GOLDEN MOMENT: Australia's Madeleine Fasnacht of Australia on her way to gold in the Girls Individual Time Trial Final on day 2 of the 2017 Youth Commonwealth Games on July 19, 2017 in Nassau, Bahamas.
GOLDEN MOMENT: Australia's Madeleine Fasnacht of Australia on her way to gold in the Girls Individual Time Trial Final on day 2 of the 2017 Youth Commonwealth Games on July 19, 2017 in Nassau, Bahamas. Mark Kolbe

Golden moment for young Aussie cyclist

HOBART'S Madeleine Fasnacht doesn't expect Richie Porte even knows her name but she's hoping her Commonwealth Youth Games gold medal is inching her closer to a training ride together once the Tour de France cyclist recovers.

Just as Porte has put Tasmania on the world cycling map, the exuberant Year 12 schoolgirl did her bit in the steamy 31 degree heat of the Bahamas with a time-trial triumph.

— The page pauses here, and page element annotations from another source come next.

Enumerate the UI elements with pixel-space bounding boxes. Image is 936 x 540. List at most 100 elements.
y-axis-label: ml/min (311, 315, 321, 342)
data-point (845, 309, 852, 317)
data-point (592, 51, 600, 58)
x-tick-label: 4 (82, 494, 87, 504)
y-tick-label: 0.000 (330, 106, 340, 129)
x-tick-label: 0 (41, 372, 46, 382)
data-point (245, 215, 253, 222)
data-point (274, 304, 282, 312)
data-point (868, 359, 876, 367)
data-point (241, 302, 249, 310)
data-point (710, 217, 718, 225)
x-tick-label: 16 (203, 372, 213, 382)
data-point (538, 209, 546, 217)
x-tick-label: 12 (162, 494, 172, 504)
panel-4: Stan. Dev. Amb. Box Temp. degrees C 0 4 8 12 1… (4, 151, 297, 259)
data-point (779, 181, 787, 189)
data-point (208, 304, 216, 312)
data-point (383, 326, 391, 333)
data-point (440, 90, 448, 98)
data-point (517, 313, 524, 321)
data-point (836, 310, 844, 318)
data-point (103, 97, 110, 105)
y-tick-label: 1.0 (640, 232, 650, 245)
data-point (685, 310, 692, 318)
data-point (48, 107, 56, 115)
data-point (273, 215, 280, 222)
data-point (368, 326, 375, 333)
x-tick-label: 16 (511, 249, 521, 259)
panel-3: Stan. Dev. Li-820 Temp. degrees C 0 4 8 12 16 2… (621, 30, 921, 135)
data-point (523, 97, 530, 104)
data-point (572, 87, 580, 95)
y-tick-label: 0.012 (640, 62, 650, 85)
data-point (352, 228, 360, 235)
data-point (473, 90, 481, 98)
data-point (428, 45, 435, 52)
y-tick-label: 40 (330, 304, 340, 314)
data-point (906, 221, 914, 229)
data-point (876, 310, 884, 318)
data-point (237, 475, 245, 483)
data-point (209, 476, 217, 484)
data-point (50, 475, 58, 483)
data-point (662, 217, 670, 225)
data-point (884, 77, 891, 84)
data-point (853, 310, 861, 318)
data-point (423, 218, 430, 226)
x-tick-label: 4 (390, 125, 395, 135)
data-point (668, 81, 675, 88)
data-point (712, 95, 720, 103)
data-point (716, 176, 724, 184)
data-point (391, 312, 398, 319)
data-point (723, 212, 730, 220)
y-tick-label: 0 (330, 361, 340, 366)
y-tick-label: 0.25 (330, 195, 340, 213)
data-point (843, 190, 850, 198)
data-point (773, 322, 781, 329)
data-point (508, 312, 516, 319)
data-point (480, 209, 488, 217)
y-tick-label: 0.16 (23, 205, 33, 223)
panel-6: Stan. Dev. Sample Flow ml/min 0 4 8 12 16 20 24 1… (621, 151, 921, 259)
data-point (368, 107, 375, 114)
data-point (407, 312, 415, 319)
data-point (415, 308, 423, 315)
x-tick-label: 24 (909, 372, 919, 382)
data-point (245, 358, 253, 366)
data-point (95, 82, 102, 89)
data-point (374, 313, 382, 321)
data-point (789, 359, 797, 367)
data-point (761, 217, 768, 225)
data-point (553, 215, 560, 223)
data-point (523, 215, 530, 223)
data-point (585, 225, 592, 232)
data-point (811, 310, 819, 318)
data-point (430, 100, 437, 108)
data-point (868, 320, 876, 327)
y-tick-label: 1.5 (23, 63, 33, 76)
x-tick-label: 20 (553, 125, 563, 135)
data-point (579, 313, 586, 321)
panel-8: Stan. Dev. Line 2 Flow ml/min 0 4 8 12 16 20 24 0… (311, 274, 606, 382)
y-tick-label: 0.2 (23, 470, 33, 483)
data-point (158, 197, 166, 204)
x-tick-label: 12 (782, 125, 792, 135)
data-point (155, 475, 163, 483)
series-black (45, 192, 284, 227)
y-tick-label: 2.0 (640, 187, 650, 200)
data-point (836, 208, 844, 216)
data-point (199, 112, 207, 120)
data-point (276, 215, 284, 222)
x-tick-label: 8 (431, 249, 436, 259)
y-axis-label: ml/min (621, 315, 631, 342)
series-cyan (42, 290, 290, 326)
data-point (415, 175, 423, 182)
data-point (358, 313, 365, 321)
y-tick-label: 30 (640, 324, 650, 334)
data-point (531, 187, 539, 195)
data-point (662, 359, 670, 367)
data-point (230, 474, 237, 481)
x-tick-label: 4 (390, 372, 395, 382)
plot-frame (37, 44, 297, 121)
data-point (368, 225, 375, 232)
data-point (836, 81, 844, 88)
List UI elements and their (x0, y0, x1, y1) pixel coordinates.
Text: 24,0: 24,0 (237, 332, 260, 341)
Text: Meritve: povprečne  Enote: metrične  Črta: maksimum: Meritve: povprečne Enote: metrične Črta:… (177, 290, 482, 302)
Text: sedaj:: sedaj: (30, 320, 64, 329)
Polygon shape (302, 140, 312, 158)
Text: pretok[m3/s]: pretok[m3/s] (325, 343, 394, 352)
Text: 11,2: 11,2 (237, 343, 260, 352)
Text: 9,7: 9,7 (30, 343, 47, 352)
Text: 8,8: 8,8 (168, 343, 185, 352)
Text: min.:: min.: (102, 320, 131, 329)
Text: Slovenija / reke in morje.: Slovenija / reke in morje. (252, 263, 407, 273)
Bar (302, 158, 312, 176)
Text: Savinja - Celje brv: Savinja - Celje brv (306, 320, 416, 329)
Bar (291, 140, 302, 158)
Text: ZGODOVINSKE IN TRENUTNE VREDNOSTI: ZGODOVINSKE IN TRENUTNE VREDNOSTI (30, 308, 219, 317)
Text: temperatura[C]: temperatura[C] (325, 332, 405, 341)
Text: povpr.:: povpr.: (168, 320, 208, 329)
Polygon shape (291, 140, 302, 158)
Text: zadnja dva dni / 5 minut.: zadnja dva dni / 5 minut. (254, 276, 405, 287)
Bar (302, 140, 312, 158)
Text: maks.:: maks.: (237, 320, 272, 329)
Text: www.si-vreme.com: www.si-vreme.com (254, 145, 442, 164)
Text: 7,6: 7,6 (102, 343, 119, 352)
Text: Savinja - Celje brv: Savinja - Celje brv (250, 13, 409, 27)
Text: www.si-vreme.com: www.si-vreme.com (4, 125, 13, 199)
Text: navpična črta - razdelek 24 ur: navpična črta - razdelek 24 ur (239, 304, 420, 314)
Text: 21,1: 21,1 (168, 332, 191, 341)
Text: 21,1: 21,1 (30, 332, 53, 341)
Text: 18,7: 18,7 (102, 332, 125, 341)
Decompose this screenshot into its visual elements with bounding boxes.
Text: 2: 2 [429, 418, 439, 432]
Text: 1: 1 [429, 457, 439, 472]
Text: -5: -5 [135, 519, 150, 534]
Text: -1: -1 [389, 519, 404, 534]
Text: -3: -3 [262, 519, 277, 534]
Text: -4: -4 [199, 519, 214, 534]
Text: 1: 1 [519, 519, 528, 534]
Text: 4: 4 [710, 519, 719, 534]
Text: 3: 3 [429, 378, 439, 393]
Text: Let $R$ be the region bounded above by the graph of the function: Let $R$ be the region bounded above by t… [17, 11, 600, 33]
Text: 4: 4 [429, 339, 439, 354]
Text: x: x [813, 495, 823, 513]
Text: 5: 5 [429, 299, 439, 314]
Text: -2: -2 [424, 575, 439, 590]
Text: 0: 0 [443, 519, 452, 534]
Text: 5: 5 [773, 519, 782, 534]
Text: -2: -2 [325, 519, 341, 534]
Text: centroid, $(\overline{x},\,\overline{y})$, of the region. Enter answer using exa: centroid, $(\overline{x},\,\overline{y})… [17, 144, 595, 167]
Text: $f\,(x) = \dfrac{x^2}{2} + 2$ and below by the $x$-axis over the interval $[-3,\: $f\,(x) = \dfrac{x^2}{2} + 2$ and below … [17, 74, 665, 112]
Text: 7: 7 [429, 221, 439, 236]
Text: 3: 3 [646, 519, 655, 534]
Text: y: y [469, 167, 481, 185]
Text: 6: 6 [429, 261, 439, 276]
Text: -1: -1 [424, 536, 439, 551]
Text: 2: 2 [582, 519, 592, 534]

For the sport's insiders, it was just another sign that, at 17, she is one of Australia's brightest prospects as a road rider.

It was a great result for the Tasmanian contingent among the 75-strong Aussie team for the Games.

"I'm really, really happy with the way the race panned out and a bit surprised considering I was training early on the weekend before I came away with the temperature at one degree," Fasnacht said.

"I fell, crashed, on some black ice around Hobart so I'm really happy I handled the big change in conditions because I finished severely dehydrated last time I raced in this sort of heat (in Qatar at last year's Under-19 road world championships)."

The Oceania junior road racing champion flipped from triathlon to cycling as Porte did and finds inspiration in the way he has risen from Australia's smallest state. 

"Having him in the Tour de France, I know the whole of Tassie was excited to see how he went," Fasnacht said.

"It's unfortunate the way his race ended (with a fall) but just knowing he's from Launcestion, from Tasmania, from triathlon, is pretty inspiring for me.

"I wouldn't expect he'd even know who I am but it would be pretty cool to go for a ride with him one time."

The Guilford Young College student will back up in Sunday's road race on the flat, coast course in the Bahamas where the sea wind and the short haul of around 65km are a major change-up to the hills of Hobart.

"You can't find a flat ride in Hobart but different challenges are what competing overseas is all about," Fasnacht said.

The 57kg rocket on two wheels will step up again in September because her selection for the road world championships in Norway looks assured.

Brisbane's Sebastian Berwick, 17, won bronze in the men's time trial, a dash over just 9.4km.

"I like a lot more hills but you've got to adapt," Berwick said.